In 1995, when John Sweeney ran the first and as-yet-only insurgent campaign for the presidency of the AFL-CIO, his platform took the form of a book entitled America Needs a Raise. If that title rang true in 1995, it clangs with deafening authority today.
Which leads us to the only problem with the current campaigns to raise the minimum wage: It’s not just workers at the low end of the wage scale who need a raise. It’s not just the work of the bottom 9 percent of labor force that is undervalued. It’s the work of the bottom 90 percent.
Conservatives who oppose raising the minimum wage argue that we need to address the decline of the family and the failure of the schools if we are to arrest the income decline at the bottom of the economic ladder. But how then to explain the income stagnation of those who are, say, on the 85th rung of a 100-rung ladder? How does the decline of the family explain why all gains in productivity now go to the richest 10 percent of Americans only? And are teachers unions really to blame for the fact that wages now constitute the lowest share of Gross Domestic Product since the government started measuring shares, and that corporate profits now constitute the highest share?
We need to raise the minimum wage, but that’s only the start. Even more fundamentally, we must reverse the deeper and more profound redistribution of wealth that has now plagued the nation for several decades: that from capital to labor.
For as income from work declines for the nation as a whole—inflation-adjusted median hourly wages are now more than $1.50 lower than they were in 1972—income from investment soars. The stock markets are hitting record highs, and major corporations are using the $1.5 trillion they have lying around to raise not wages but dividends. They are also using some of that cash to buy back their own stock, which raises the value of the outstanding shares, to which, happily, most CEO’s compensation packages are linked.

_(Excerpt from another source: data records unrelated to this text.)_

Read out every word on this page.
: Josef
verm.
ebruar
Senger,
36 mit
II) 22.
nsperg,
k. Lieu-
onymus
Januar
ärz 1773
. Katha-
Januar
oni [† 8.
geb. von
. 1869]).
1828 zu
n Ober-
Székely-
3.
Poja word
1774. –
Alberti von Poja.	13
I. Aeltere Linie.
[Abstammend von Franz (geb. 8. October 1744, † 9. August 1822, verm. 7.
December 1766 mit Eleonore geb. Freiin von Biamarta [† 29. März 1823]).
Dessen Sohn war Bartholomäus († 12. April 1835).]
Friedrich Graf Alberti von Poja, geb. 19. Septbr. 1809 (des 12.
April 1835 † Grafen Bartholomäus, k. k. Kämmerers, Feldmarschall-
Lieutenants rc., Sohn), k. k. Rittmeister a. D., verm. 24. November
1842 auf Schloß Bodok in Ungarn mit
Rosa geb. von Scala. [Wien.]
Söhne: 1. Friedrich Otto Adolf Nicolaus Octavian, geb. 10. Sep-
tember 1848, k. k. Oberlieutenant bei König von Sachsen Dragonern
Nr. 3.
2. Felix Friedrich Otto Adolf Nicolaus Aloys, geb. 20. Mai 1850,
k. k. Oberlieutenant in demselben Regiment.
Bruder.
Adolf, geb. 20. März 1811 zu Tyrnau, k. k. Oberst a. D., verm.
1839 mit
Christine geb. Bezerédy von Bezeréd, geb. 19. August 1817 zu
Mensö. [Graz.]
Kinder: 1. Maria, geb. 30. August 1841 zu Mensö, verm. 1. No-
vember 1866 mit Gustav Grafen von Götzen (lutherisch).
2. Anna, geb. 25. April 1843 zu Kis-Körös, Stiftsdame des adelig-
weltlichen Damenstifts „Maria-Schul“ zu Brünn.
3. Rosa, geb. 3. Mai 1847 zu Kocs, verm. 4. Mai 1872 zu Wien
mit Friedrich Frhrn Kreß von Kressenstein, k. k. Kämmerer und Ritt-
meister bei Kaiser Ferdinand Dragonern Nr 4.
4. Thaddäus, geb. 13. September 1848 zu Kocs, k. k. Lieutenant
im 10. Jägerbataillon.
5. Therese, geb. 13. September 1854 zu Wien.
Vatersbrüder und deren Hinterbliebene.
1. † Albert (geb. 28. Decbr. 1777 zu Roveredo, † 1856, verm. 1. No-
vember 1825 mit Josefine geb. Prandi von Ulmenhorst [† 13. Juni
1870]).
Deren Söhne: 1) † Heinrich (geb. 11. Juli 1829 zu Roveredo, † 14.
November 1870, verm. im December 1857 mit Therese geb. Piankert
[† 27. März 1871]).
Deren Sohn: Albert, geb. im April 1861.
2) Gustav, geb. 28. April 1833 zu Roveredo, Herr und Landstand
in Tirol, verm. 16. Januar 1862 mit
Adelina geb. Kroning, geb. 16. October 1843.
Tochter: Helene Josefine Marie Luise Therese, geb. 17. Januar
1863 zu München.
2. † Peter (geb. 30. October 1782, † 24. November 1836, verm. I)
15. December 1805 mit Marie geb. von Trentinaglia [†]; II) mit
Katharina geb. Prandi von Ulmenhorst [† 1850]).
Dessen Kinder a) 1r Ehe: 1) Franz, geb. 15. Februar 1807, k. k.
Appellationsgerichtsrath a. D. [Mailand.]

The institutions that once ensured that American workers actually got their share of the pie—unions—have been so thoroughly battered down that they can no longer effectively bargain for raises. That leaves that other instrument of the popular will— the state—as the sole remaining institution that can bargain for workers. That’s why the minimum wage, the living wage and the Earned Income Tax Credit have taken on a greater significance than they previously held: They not only raise the incomes of the poor, but are the last remaining vehicles for raising wages.
That’s why just stopping with raising the minimum, important though that be to the nation’s economic and moral health, is nowhere near enough. Making it safe again for workers to try to join unions is a necessity, too, but that’s a fight that labor has been waging for half-a-century with nothing to show for it. The left needs to battle on other fronts as well.
We could begin by shifting the tax burden from labor to capital—after all, income in America has long been shifted from labor to capital. We could abolish the payroll tax on the first $25,000 that people make, substituting for it a higher threshold on taxable income. We could raise the tax rates on capital gains and dividends not just to the same levels as income derived from work but higher still. And we could explicitly designate some of the revenue from capital income to go to a much expanded Earned Income Tax Credit—expanded not just by making the payments more generous, but also by raising the criterion for eligibility well above the government’s poverty threshold.
By explicitly taking back from capital some the wealth it has taken from labor, government would begin to address the root causes of economic inequality. Not all of them, to be sure: The stratospheric salaries that top corporate executives and Wall Street traders command aren’t capital income as such. One way to rein in executive pay might be to set corporate tax rates by the size of the gap between top executives’ and median workers’ pay, the data on which the Securities and Exchange Commission is supposed to make public under the terms of Dodd-Frank. Or it might be to set corporate tax rates based whether the corporation has a stakeholder or a shareholder board. In Germany, corporations are required to have equal numbers of employee and management representatives on their boards, which has effectively reduced CEO pay at most German companies to a multiple of 10 or 12 times that of its median employee, not the 200 or 300 times that’s the norm in the U.S.
If we want to address economic equality, we need to follow the money. In recent decades, as a result not just of globalization and technology but also of the decline of unions and the rising political power of the rich, the money has almost entirely gone to the rich—in the current recovery, fully 95 percent of income growth to the top 1 percent. So by all means, raise the minimum wage. But don’t stop there.